All computer users that routinely accesses more than one computer in the course of their normal routine share the same pain. Keeping all of the files we need available to us at all times is nothing short of maddening. I might have a spreadsheet I was working on all afternoon on my desktop computer, but when I grab my laptop and run out the door to meet a client I only have access to a version that is 2 days old. Or I might have a series of files on my laptop that I need to work on. But when I left my laptop at the office, there is no way I can access them from home.
A great solution called DropBox plans to make these craze inducing nightmares a thing of the past. The user just installs DropBox on each individual system and links that computer to the DropBox account. DropBox then uses the internet (often referred to as “the cloud”) to keep all of the data in sync.
As long as all of the data is stored in the DropBox directory on my Mac, and as long as I have an internet connection, DropBox does all of the work. Say I have a spreadsheet that I updated on my workstation. As soon as I save the update, that file is instantly transmitted to each of my other computers. So, if I grab my laptop and run out to meet with a client, I can be confident that the most recent copy of that spreadsheet will also be sitting on my MacBook. As long as all of my computers are connected to the internet, I’ll have up to date access to all of the data in my DropBox directory.
So what happens if one of the computers doesn’t have access to the cloud for a period of time? DropBox will run its sync routine as soon as internet access is restored. If the same file has been modified in 2 locations, the software simply produces 2 copies of the same file making it fairly easy and obvious to the user that they have an issue to sort out.
Sound almost like magic. I don’t believe in magic, so lets take a look at how DropBox works. First of all, the software must be installed on each computer involved in the sync. Next, each of those computers must be registered with the same DropBox account. This is pretty easy. Just enter your username and password in the preferences and its done. The real trick is in how DropBox keeps inventory of all of the files. For this, DropBox uses its own web site as a central data repository.
All of the files in the DropBox directory of each computer are also stored in a “secure” part of the DropBox web site. So each computer essentially syncs its data with the web site and the web site then delegates the synchronization of files between itself and all of the other computers registered on the DropBox account. Make a change to one of the files on one of the computers and the DropBox client instantly sends the new version to the cloud. The cloud the disperses the modified file to all of the other computers by notifying each install of DropBox that a change has been made.
Ok, it all sounds logical, but it also sounds like major stain on bandwidth. In fact that is the case in some situations. But DropBox does things to optimize internet usage by only syncing delta data whenever possible. So if its possible to update just a part of a larger file, only the part is synchronized.
The real question is how long it actually takes to sync these files. And in my tests, not long at all. DropBox is incredibly responsive. It almost every case, the software was immediately on top of any change I made to files located in its home directory. In a few rare cases, it took a few extra seconds before it transmitted the change to the cloud.
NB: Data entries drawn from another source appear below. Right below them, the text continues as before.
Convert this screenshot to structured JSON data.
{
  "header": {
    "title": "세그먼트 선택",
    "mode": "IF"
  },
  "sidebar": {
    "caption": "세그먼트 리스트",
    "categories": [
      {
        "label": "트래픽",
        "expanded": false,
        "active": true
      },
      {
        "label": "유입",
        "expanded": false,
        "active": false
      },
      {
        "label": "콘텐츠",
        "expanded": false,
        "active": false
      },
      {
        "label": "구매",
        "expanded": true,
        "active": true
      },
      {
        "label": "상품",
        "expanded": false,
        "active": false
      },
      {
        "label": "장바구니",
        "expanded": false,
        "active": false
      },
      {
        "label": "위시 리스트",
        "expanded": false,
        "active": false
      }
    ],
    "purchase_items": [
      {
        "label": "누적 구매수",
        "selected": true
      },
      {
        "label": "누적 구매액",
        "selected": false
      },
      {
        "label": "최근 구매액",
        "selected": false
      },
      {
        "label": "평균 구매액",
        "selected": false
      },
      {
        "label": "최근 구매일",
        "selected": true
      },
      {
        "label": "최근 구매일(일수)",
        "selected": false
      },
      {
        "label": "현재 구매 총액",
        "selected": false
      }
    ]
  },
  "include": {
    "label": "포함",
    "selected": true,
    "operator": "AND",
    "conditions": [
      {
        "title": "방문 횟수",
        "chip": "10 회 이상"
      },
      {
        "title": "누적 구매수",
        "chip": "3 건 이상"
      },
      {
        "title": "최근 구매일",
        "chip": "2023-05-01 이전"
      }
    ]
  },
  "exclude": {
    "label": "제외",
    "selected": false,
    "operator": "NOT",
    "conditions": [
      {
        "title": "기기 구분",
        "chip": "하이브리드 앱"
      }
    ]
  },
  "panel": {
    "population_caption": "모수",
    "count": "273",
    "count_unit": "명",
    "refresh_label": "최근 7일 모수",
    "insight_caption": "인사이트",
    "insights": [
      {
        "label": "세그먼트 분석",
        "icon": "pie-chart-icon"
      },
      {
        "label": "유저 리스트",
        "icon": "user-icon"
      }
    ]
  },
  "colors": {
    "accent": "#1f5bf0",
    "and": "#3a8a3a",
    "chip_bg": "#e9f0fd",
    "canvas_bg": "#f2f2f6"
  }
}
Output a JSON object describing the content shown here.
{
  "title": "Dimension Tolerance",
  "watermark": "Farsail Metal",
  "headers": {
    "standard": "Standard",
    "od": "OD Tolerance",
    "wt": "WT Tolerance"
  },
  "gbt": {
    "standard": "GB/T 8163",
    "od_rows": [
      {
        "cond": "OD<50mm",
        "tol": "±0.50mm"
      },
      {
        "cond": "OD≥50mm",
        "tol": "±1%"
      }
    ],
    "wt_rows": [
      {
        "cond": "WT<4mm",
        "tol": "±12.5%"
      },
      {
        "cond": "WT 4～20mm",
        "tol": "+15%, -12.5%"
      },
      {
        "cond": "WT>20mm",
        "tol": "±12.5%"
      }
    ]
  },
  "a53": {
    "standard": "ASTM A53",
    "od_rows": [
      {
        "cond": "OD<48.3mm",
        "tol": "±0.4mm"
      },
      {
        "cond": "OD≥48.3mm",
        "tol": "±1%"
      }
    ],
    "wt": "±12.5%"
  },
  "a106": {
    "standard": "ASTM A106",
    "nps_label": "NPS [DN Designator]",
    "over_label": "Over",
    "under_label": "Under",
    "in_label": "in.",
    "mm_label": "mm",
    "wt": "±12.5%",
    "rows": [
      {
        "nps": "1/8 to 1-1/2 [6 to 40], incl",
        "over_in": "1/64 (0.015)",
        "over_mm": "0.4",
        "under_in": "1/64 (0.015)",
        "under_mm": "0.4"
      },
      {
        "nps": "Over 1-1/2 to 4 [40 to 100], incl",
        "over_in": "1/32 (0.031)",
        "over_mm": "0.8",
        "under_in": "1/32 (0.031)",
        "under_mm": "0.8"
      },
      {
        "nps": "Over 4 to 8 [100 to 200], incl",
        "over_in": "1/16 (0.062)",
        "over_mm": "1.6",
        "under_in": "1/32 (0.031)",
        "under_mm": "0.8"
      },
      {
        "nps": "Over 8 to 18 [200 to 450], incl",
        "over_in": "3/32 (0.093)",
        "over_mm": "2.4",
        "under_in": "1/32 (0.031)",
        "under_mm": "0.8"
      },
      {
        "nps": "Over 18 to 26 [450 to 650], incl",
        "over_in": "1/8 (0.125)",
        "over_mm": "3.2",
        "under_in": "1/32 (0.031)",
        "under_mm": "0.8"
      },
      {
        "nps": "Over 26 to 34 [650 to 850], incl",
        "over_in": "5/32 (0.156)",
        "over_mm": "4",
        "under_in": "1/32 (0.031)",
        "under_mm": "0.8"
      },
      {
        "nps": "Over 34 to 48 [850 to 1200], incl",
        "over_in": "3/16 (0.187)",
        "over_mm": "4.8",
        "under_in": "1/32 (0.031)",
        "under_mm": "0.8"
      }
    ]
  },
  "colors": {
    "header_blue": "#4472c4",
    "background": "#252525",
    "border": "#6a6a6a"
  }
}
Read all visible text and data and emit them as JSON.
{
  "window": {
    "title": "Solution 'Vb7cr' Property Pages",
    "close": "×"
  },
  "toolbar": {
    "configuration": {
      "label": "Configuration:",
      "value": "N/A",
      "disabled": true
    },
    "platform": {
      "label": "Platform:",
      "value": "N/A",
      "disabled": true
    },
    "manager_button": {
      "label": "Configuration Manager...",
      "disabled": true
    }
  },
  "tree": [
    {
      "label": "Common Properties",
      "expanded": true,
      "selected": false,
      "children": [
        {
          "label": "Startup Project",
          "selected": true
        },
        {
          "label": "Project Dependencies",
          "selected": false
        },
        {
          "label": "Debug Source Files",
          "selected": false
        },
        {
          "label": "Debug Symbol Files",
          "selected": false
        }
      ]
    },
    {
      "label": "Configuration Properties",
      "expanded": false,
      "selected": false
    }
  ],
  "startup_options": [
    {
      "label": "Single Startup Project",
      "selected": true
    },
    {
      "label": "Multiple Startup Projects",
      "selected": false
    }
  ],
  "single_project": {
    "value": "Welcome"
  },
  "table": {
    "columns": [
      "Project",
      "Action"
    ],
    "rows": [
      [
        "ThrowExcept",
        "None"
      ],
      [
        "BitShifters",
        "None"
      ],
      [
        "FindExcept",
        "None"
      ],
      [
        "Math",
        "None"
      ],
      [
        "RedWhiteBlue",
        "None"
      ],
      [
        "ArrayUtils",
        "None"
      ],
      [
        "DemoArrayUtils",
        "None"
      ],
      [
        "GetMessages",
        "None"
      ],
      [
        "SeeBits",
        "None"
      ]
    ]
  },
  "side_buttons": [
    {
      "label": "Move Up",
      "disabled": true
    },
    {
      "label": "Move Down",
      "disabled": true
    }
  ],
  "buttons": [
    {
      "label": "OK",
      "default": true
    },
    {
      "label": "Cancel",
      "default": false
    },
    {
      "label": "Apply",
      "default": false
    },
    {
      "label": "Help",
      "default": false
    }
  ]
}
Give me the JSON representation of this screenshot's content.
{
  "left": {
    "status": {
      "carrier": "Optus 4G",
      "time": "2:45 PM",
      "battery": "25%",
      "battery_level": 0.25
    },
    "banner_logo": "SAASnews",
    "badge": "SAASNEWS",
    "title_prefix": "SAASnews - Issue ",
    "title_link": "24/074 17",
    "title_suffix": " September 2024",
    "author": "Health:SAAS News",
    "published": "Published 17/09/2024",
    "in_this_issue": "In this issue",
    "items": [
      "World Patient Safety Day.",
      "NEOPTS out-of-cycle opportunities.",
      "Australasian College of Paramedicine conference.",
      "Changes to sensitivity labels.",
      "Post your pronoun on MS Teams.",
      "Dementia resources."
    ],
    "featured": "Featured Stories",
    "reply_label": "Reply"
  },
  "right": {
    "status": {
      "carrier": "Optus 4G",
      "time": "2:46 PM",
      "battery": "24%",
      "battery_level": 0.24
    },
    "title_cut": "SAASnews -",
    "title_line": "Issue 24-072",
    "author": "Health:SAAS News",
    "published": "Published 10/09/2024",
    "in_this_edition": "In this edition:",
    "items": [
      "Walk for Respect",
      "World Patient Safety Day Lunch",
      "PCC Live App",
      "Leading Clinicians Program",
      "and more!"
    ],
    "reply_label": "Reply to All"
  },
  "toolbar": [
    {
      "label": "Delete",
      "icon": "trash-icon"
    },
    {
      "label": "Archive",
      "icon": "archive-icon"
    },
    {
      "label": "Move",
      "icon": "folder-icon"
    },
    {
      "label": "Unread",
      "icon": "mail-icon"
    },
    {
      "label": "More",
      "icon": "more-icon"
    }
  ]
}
Obviously the bigger the file, the longer it takes to sync it. Small files like Word documents and spreadsheets are amazingly fast. Larger files like MP3’s or video files just take a little longer. At some point you have to consider the size of the file and the bandwidth limitations involved in moving it.
So how do you know when your files are updated? DropBox has a great way to make this instantly obvious. It simply changes the files icon to reflect its sync state. If the file is up to date with the other copies, a small green check mark is imposed on the files icon. If the file is currently being synchronized, that check is replaced by a small blue circular arrow. Once the file has been synced, the arrow turns to a green check and you are set!
DropBox currently limits users to 2GB of storage. Since all data in the DropBox directory is also in sync with the cloud, this limitation ultimately limits the usefulness of DropBox. If you want more storage space, its no problem. For $99 per year, DropBox will provide 50GB of storage. $199 per year will get you 100Gb of storage.
There was one striking oddity that I found during the course of my testing. For example, I tossed a simple Mac application in the sync directory as an easy and lazy way to get it installed on all of my Macs. But, as it turned out, that application could not launch on the other computers once the sync was complete. I have not contacted the developers to try and resolve the issue. Since DropBox works on the Mac, Windows, and Linux, it was safe to say that some compromises would be made.
DropBox also has some great additional features that I would like to get review on another post. Some are incredibly useful and powerful features that will only appeal so a subset of the main user base, but they show that the developers are really thinking outside of the box (pardon the euphemism).